Entre suas atividades, ministra cursos de adaptação aos novos promotores de Justiça de São Paulo, promove cursos de treinamento aos estagiários e aos servidores do MP e ainda realiza cursos de especialização lato sensu aos membros do Ministério Público e outros operadores do Direito, com autorização do Conselho Estadual de Educação.

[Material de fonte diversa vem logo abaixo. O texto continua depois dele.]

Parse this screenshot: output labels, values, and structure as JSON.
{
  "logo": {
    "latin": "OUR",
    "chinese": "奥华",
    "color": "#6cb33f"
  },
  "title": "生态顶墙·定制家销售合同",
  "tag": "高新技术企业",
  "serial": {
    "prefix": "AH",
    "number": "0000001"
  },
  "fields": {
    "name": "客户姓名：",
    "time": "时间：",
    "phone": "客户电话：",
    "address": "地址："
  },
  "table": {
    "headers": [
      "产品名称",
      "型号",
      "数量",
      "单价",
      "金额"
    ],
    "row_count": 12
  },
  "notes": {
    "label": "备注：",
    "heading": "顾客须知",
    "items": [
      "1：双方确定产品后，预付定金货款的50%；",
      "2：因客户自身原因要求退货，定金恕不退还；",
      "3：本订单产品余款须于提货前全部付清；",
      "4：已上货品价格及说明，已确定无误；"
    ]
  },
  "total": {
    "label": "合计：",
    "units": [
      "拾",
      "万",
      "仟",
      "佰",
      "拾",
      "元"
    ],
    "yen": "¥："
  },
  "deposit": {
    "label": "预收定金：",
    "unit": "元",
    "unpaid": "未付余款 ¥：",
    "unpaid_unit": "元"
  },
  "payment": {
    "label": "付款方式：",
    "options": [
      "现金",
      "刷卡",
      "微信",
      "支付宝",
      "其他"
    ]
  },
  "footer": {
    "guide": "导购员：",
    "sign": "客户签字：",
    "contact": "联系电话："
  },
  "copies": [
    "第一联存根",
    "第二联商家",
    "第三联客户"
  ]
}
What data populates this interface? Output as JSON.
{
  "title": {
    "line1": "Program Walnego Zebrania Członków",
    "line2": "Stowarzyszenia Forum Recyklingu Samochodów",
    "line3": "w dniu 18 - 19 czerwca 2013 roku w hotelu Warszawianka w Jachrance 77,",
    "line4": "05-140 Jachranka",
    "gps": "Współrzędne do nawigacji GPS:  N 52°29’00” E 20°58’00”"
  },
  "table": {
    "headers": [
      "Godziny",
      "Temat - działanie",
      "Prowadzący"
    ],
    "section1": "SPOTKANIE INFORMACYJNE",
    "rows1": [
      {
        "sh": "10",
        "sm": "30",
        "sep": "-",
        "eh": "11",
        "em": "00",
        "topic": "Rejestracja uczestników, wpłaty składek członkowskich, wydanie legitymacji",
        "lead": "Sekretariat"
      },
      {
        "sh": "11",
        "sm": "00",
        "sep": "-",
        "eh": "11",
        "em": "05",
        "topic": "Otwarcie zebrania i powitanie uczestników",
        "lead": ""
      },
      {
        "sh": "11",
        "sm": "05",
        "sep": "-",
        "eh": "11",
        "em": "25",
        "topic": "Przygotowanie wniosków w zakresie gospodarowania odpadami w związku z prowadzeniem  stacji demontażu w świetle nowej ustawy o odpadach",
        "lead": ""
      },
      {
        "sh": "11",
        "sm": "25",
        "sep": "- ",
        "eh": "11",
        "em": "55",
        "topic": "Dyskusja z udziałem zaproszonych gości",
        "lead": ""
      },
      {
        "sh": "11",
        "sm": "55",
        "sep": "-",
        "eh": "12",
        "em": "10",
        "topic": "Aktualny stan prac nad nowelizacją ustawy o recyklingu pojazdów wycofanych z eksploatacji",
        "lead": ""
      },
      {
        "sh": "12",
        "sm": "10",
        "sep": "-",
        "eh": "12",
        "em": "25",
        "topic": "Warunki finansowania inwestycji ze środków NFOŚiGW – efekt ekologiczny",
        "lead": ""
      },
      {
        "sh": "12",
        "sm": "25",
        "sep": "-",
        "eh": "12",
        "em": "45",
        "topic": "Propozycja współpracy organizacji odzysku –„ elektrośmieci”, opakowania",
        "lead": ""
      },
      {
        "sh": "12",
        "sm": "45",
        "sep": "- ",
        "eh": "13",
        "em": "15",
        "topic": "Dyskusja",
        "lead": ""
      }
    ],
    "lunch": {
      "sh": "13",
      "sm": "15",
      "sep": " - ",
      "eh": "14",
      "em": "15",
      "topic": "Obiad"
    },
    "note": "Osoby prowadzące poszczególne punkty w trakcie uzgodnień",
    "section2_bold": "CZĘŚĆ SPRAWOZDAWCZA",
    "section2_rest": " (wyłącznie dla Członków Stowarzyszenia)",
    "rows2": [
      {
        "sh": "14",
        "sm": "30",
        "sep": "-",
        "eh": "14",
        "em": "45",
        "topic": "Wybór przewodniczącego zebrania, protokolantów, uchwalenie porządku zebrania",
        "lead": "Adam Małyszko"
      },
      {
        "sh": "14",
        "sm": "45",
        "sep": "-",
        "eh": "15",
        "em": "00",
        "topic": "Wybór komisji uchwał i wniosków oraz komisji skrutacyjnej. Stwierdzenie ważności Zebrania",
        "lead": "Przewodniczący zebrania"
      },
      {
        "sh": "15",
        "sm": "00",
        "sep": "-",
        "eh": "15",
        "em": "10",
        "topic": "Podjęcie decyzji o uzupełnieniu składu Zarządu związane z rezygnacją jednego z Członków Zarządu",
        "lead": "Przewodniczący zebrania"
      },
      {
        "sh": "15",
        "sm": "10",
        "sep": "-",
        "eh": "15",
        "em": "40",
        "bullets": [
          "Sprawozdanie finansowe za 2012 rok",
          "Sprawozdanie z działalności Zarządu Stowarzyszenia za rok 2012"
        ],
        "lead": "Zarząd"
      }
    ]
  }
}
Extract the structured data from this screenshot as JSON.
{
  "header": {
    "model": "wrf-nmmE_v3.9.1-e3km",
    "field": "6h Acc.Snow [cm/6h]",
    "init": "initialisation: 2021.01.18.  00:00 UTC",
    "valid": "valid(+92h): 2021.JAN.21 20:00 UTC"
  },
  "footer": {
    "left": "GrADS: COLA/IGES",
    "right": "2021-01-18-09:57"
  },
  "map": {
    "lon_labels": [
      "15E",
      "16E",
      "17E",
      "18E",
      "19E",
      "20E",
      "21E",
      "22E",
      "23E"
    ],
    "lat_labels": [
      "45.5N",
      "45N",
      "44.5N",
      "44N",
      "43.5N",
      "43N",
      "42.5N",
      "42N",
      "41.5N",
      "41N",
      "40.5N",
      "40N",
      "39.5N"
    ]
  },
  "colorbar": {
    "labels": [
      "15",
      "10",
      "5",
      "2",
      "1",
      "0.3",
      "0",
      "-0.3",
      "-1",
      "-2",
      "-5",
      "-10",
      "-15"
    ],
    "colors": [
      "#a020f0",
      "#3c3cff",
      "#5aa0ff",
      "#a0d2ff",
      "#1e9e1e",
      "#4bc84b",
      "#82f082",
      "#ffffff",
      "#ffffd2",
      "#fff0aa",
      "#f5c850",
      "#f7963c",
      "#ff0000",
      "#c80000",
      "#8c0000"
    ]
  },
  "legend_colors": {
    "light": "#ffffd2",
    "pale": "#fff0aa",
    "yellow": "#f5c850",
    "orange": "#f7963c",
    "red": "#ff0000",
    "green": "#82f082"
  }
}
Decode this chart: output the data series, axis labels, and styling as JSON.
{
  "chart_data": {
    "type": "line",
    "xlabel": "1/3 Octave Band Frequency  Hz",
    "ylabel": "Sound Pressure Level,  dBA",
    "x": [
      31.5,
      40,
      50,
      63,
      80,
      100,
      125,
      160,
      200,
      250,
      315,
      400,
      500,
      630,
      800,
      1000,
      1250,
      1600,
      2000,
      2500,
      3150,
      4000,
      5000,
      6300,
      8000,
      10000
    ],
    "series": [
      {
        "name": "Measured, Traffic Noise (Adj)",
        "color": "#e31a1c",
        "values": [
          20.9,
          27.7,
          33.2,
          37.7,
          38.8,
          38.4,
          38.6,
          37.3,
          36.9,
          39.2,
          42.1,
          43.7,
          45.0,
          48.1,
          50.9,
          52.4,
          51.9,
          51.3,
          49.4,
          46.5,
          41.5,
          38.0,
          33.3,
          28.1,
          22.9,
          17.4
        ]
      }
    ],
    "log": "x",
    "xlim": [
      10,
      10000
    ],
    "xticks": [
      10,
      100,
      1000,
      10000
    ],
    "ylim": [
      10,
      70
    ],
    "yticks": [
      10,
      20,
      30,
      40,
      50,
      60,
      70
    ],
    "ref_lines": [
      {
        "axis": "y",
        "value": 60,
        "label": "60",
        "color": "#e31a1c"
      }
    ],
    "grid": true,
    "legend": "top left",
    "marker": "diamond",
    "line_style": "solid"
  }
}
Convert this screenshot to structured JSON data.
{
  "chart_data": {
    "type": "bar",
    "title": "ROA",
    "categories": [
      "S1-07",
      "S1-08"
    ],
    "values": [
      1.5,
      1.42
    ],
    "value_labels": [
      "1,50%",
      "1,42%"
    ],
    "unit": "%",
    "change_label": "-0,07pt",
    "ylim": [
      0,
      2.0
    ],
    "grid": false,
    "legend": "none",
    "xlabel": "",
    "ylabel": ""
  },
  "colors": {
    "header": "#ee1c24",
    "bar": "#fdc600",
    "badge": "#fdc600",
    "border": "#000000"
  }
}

 é repórter da revista Consultor Jurídico

Revista Consultor Jurídico, 17 de dezembro de 2009, 14h33

Comentários de leitores

1 comentário

Mulher assume a Escola Superior do Ministério Público

xxxxxxxxxxxxxxx (Outros)

Com todos os méritos e as honras que lhes são devidos, temos mulheres atuando com brilhantismo nos diversos seguimentos: como cientistas, físicas, astronautas, aeronautas, governando Estados, Prefeituras, ocupando Pastas Ministeriais e Municipais, Senadoras, Deputadas, Vereadoras, Ministras no Supremo Tribunal Federal, no Superior Tribunal de Justiça, nos Tribunais Regionais Federais, nos Tribunais de Justiça, nos Tribunais Regionais do Trabalho, nas Varas Federais, Estaduais, Juizados Especiais e, agora, na Escola Superior do Ministério Público, todas a exercer em igualdade de condições com os homens, cargos da mais alta relevância.
A capacidade intelectual, sensitiva, intuitiva e laboral da mulher, há que ser valorizada.
O Sumo Pontífice, João Paulo II, referindo-se à mulher, sabiamente disse:
"Os homens que pensam que as mulheres nasceram para servi-los devem reformular seu pensamento".
Aliás, a bem da verdade, a posição conquistada pela mulher na evolução dos tempos, rompeu com as amarras, permitindo que ela tenha fontes receptivas de rendas próprias. A mulher já não é mais a figura lendária de ser a "costela de Adão", dependente do homem e por ele permanentemente assistida, para todo e sempre. Pregou e ganhou sua libertação a mulher, conquistou dimensões e independência, competindo com o homem de igual para igual em todos os níveis de oportunidades, assim posicionados no mesmo plano horizontal, tal com trato constitucional para se evitar tergiversações (arts. 5o, I, e 226, pár. 5o, da CF).
Minhas homenagens a eleita e a todas as mulheres.